先月 二十歳になった俺は、昨日の仕事終わりにバイト仲間と飲みに連れていかれたのだが、バイク通勤の為全く飲まず、酔い潰れた友人達を介抱するだけの疲れる飲み会だった。
同じくバイト休みの友人に声掛けようかとも思ったが
「上田も結構飲んでたし、昼までねてんだろーなぁ。」
そう思い、スマホを上着のポケットに突っ込んで、部屋着のまま家を出た。
実家を出て5分ほど歩いたところに神社がある。
ずっとここに住んでるものの、子供の頃お祭りに行く程度で、もう10年程は行ったことがない。
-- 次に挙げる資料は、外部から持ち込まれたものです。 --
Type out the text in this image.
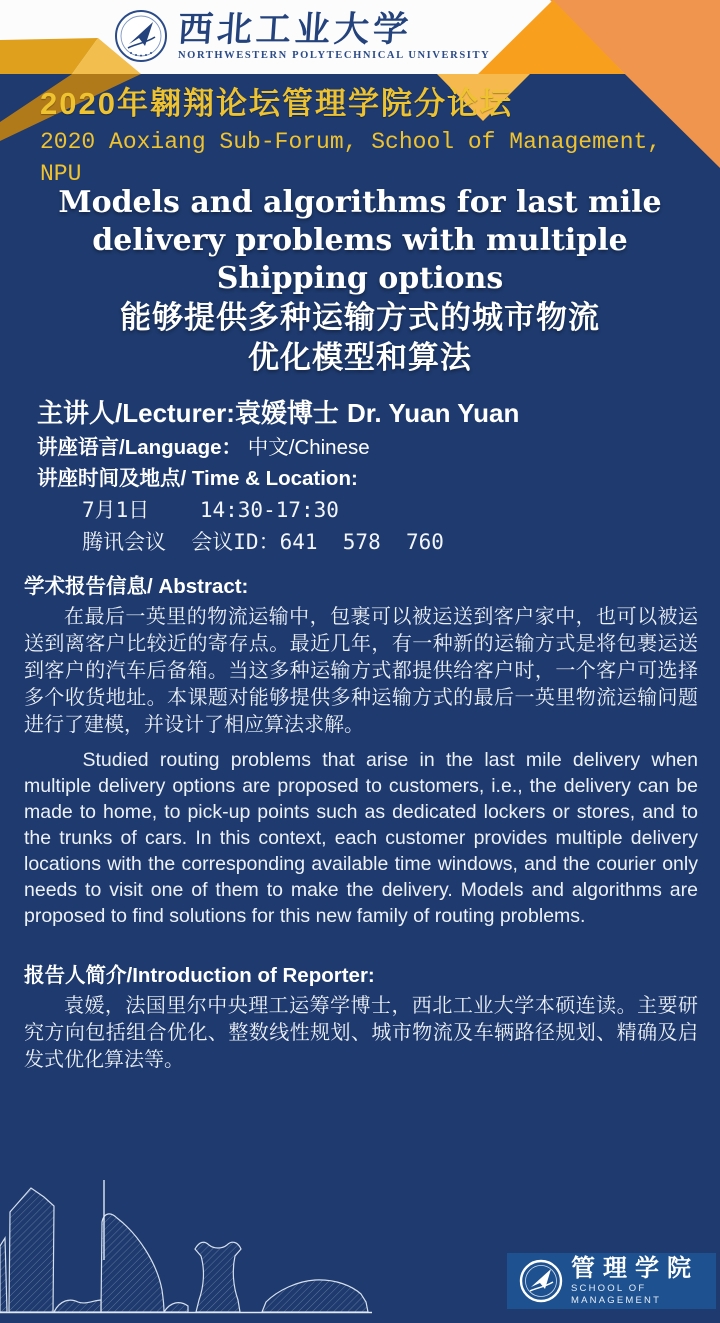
西北工业大学
NORTHWESTERN POLYTECHNICAL UNIVERSITY
2020年翱翔论坛管理学院分论坛
2020 Aoxiang Sub-Forum, School of Management, NPU
Models and algorithms for last mile
delivery problems with multiple
Shipping options
能够提供多种运输方式的城市物流
优化模型和算法
主讲人/Lecturer:袁媛博士 Dr. Yuan Yuan
讲座语言/Language： 中文/Chinese
讲座时间及地点/ Time & Location:
7月1日    14:30-17:30
腾讯会议  会议ID：641  578  760
学术报告信息/ Abstract:

在最后一英里的物流运输中，包裹可以被运送到客户家中，也可以被运送到离客户比较近的寄存点。最近几年，有一种新的运输方式是将包裹运送到客户的汽车后备箱。当这多种运输方式都提供给客户时，一个客户可选择多个收货地址。本课题对能够提供多种运输方式的最后一英里物流运输问题进行了建模，并设计了相应算法求解。

Studied routing problems that arise in the last mile delivery when multiple delivery options are proposed to customers, i.e., the delivery can be made to home, to pick-up points such as dedicated lockers or stores, and to the trunks of cars. In this context, each customer provides multiple delivery locations with the corresponding available time windows, and the courier only needs to visit one of them to make the delivery. Models and algorithms are proposed to find solutions for this new family of routing problems.

报告人简介/Introduction of Reporter:

袁媛，法国里尔中央理工运筹学博士，西北工业大学本硕连读。主要研究方向包括组合优化、整数线性规划、城市物流及车辆路径规划、精确及启发式优化算法等。

管理学院
SCHOOL OF MANAGEMENT
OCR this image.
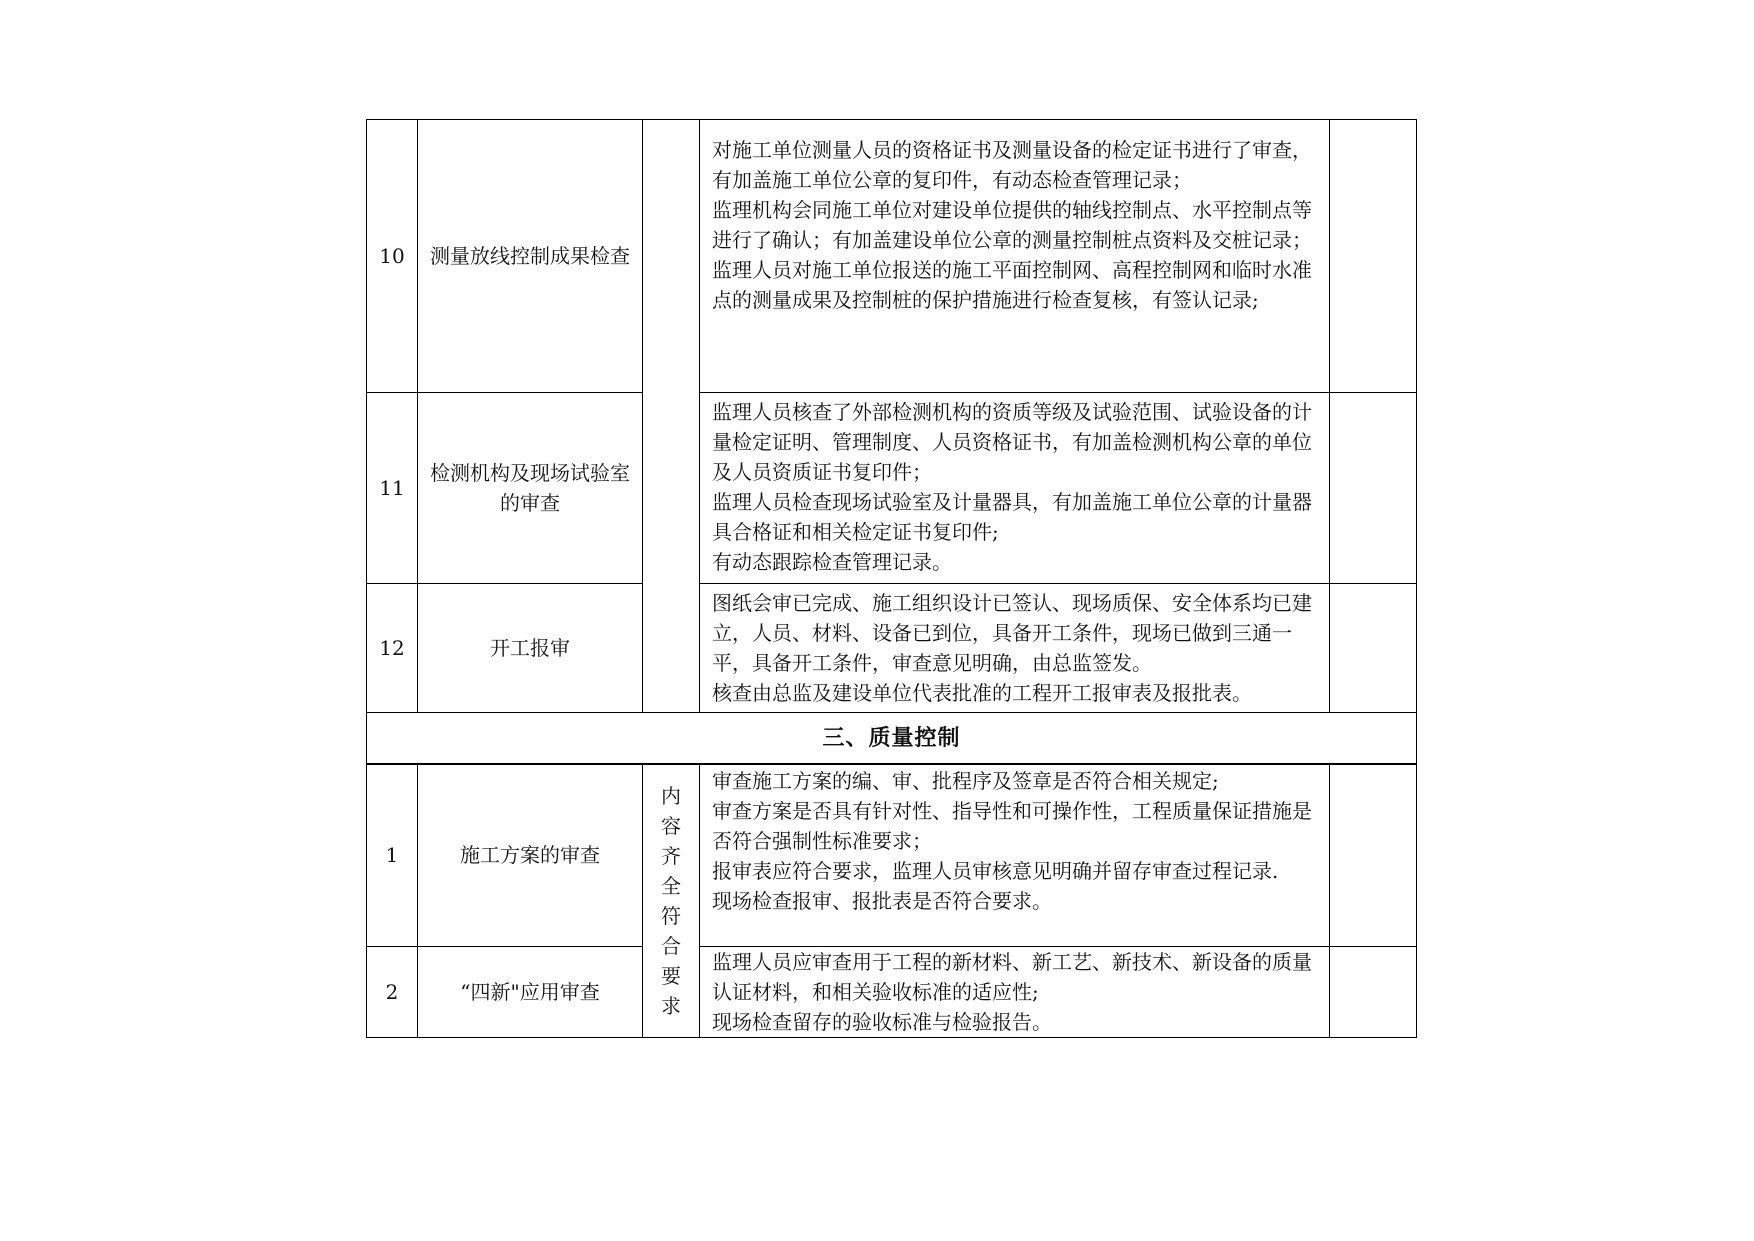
10	测量放线控制成果检查		对施工单位测量人员的资格证书及测量设备的检定证书进行了审查，有加盖施工单位公章的复印件，有动态检查管理记录；
监理机构会同施工单位对建设单位提供的轴线控制点、水平控制点等进行了确认；有加盖建设单位公章的测量控制桩点资料及交桩记录；
监理人员对施工单位报送的施工平面控制网、高程控制网和临时水准点的测量成果及控制桩的保护措施进行检查复核，有签认记录;	

11	检测机构及现场试验室的审查		监理人员核查了外部检测机构的资质等级及试验范围、试验设备的计量检定证明、管理制度、人员资格证书，有加盖检测机构公章的单位及人员资质证书复印件；
监理人员检查现场试验室及计量器具，有加盖施工单位公章的计量器具合格证和相关检定证书复印件;
有动态跟踪检查管理记录。	

12	开工报审		图纸会审已完成、施工组织设计已签认、现场质保、安全体系均已建立，人员、材料、设备已到位，具备开工条件，现场已做到三通一平，具备开工条件，审查意见明确，由总监签发。
核查由总监及建设单位代表批准的工程开工报审表及报批表。	

三、质量控制				
1	施工方案的审查	内容齐全符合要求	审查施工方案的编、审、批程序及签章是否符合相关规定;
审查方案是否具有针对性、指导性和可操作性，工程质量保证措施是否符合强制性标准要求；
报审表应符合要求，监理人员审核意见明确并留存审查过程记录.
现场检查报审、报批表是否符合要求。	

2	“四新"应用审查		监理人员应审查用于工程的新材料、新工艺、新技术、新设备的质量认证材料，和相关验收标准的适应性;
现场检查留存的验收标准与检验报告。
ただ、何となく行く宛もないので、行ってみただけだった。
神社の境内には、小さな公園がある。
だんじり祭の準備の時には、よく集まった子供同士で遊んだ場所だった。
そして そこに彼女は居た。
静かな公園で、ブランコに1人座り、
優しい綺麗な声で、歌を歌っていた。
柔らかな長い黒髪が、朝の光に照らされてキラキラしていて、とても幻想的に見えた。
「歌、上手だね」
思わず声をかけてしまった為、自分でも恥ずかしくなり、笑って誤魔化した。
彼女は少しびっくりした様子でこちらを向き、恥ずかしそうに俯いてしまった。